When it comes to discussing victimless crimes – that is, crimes where those involved are willing participants – one is to inevitably address drug abuse. In Chapter 14 of Criminology Today: An Integrative Introduction, which this paper summarizes, Schmalleger (2018) explores the issue. Illegal drugs in America were made use of throughout the 19th and early 20th centuries, but it was almost exclusively artistic individuals who lent themselves to them. A change occurred in the late 1960s – early 1970s, during the hippie movement, when psychoactive substances became massively accepted.
There is quite a number of sources providing data on the issue in the United States. A particularly interesting report has been published by the National Survey on Drug Use and Health (NSDUH). It shows the amount users of specific drugs among Americans who are 12 and older, according to which marijuana is the one most commonly resorted to – and by a substantial margin. However, the percentage of the population using it varies depending on the state.

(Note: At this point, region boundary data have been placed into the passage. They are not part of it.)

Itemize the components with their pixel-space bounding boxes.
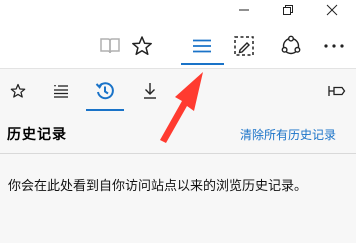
annotation-arrow [160, 72, 203, 143]
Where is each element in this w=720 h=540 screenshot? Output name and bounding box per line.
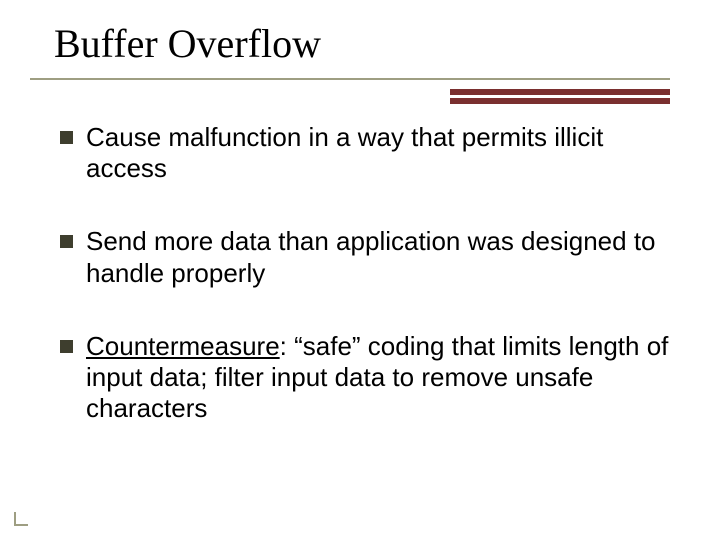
square-bullet-icon bbox=[60, 340, 73, 353]
title-underline bbox=[30, 78, 670, 80]
slide-title: Buffer Overflow bbox=[54, 20, 321, 67]
square-bullet-icon bbox=[60, 235, 73, 248]
square-bullet-icon bbox=[60, 131, 73, 144]
bullet-item: Countermeasure: “safe” coding that limit… bbox=[86, 331, 670, 425]
accent-bar-top bbox=[450, 89, 670, 95]
bullet-label: Countermeasure bbox=[86, 331, 280, 361]
content-area: Cause malfunction in a way that permits … bbox=[86, 122, 670, 466]
corner-decoration-icon bbox=[14, 512, 28, 526]
accent-bar-bottom bbox=[450, 98, 670, 104]
bullet-item: Send more data than application was desi… bbox=[86, 226, 670, 288]
bullet-text: Send more data than application was desi… bbox=[86, 226, 656, 287]
bullet-text: Cause malfunction in a way that permits … bbox=[86, 122, 603, 183]
slide: Buffer Overflow Cause malfunction in a w… bbox=[0, 0, 720, 540]
bullet-item: Cause malfunction in a way that permits … bbox=[86, 122, 670, 184]
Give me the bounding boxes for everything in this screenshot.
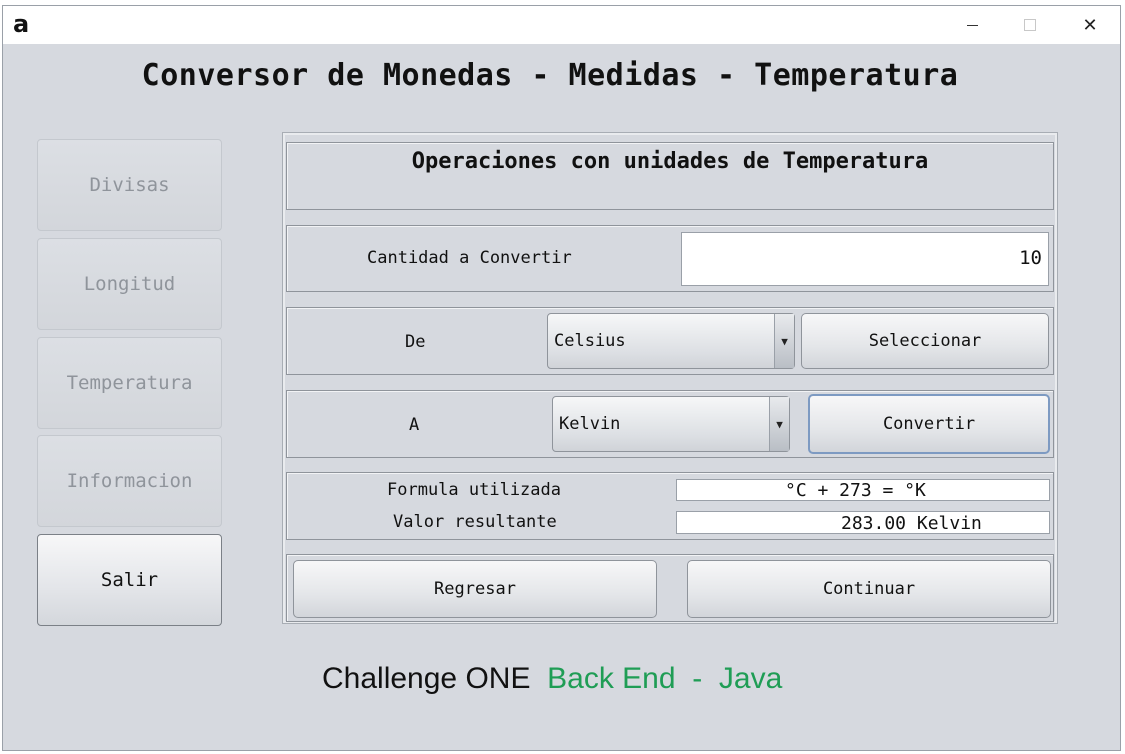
close-icon: ✕ [1082, 14, 1098, 36]
minimize-icon [966, 24, 978, 26]
result-label: Valor resultante [393, 512, 557, 532]
close-button[interactable]: ✕ [1061, 6, 1119, 44]
sidebar-item-label: Temperatura [66, 372, 193, 394]
select-button[interactable]: Seleccionar [801, 313, 1049, 369]
convert-button-label: Convertir [882, 414, 976, 434]
result-section: Formula utilizada °C + 273 = °K Valor re… [286, 472, 1054, 540]
amount-row: Cantidad a Convertir 10 [286, 225, 1054, 292]
maximize-icon [1024, 19, 1036, 31]
app-icon: a [13, 10, 30, 38]
to-row: A Kelvin ▼ Convertir [286, 390, 1054, 458]
to-label: A [409, 415, 420, 435]
back-button[interactable]: Regresar [293, 560, 657, 618]
chevron-down-icon: ▼ [769, 397, 789, 451]
app-title: Conversor de Monedas - Medidas - Tempera… [141, 58, 959, 93]
result-field: 283.00 Kelvin [676, 511, 1050, 534]
continue-button-label: Continuar [822, 579, 916, 599]
maximize-button[interactable] [1001, 6, 1059, 44]
amount-label: Cantidad a Convertir [367, 248, 572, 268]
sidebar-item-salir[interactable]: Salir [37, 534, 222, 626]
sidebar-item-label: Salir [100, 569, 159, 591]
from-unit-select[interactable]: Celsius ▼ [547, 313, 795, 369]
convert-button[interactable]: Convertir [808, 394, 1050, 454]
panel-title: Operaciones con unidades de Temperatura [411, 149, 929, 174]
select-button-label: Seleccionar [868, 331, 982, 351]
sidebar-item-temperatura[interactable]: Temperatura [37, 337, 222, 429]
continue-button[interactable]: Continuar [687, 560, 1051, 618]
sidebar-item-label: Divisas [89, 174, 170, 196]
sidebar-item-informacion[interactable]: Informacion [37, 435, 222, 527]
formula-value: °C + 273 = °K [785, 480, 926, 501]
action-row: Regresar Continuar [286, 554, 1054, 622]
panel-header: Operaciones con unidades de Temperatura [286, 142, 1054, 210]
formula-label: Formula utilizada [387, 480, 561, 500]
from-unit-value: Celsius [554, 331, 626, 351]
formula-field: °C + 273 = °K [676, 479, 1050, 501]
java-text: Java [718, 662, 783, 695]
sidebar-item-longitud[interactable]: Longitud [37, 238, 222, 330]
from-label: De [405, 332, 426, 352]
separator-text: - [692, 662, 703, 695]
to-unit-select[interactable]: Kelvin ▼ [552, 396, 790, 452]
chevron-down-icon: ▼ [774, 314, 794, 368]
sidebar-item-label: Informacion [66, 470, 193, 492]
sidebar-item-label: Longitud [83, 273, 176, 295]
from-row: De Celsius ▼ Seleccionar [286, 307, 1054, 375]
to-unit-value: Kelvin [559, 414, 621, 434]
amount-value: 10 [1019, 247, 1042, 269]
sidebar-item-divisas[interactable]: Divisas [37, 139, 222, 231]
title-bar: a ✕ [3, 6, 1120, 44]
challenge-text: Challenge ONE [322, 662, 531, 695]
backend-text: Back End [547, 662, 676, 695]
amount-input[interactable]: 10 [681, 232, 1049, 286]
back-button-label: Regresar [434, 579, 516, 599]
minimize-button[interactable] [943, 6, 1001, 44]
challenge-banner: Challenge ONE Back End - Java [322, 662, 782, 696]
result-value: 283.00 Kelvin [841, 513, 982, 534]
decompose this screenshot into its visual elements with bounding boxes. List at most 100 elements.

It has been estimated that if the current statistics are accurate, the implication would be that nowadays, drug abuse is not as serious of a problem as it was before. Unfortunately, there might be some methodological problems when it comes to conducting nationwide surveys that are able to make the results not as authoritative. Nevertheless, NSDUH authors have recognized and acknowledged that on their website.
Schmalleger, F. (2018). Criminology today: An integrative introduction. Pearson.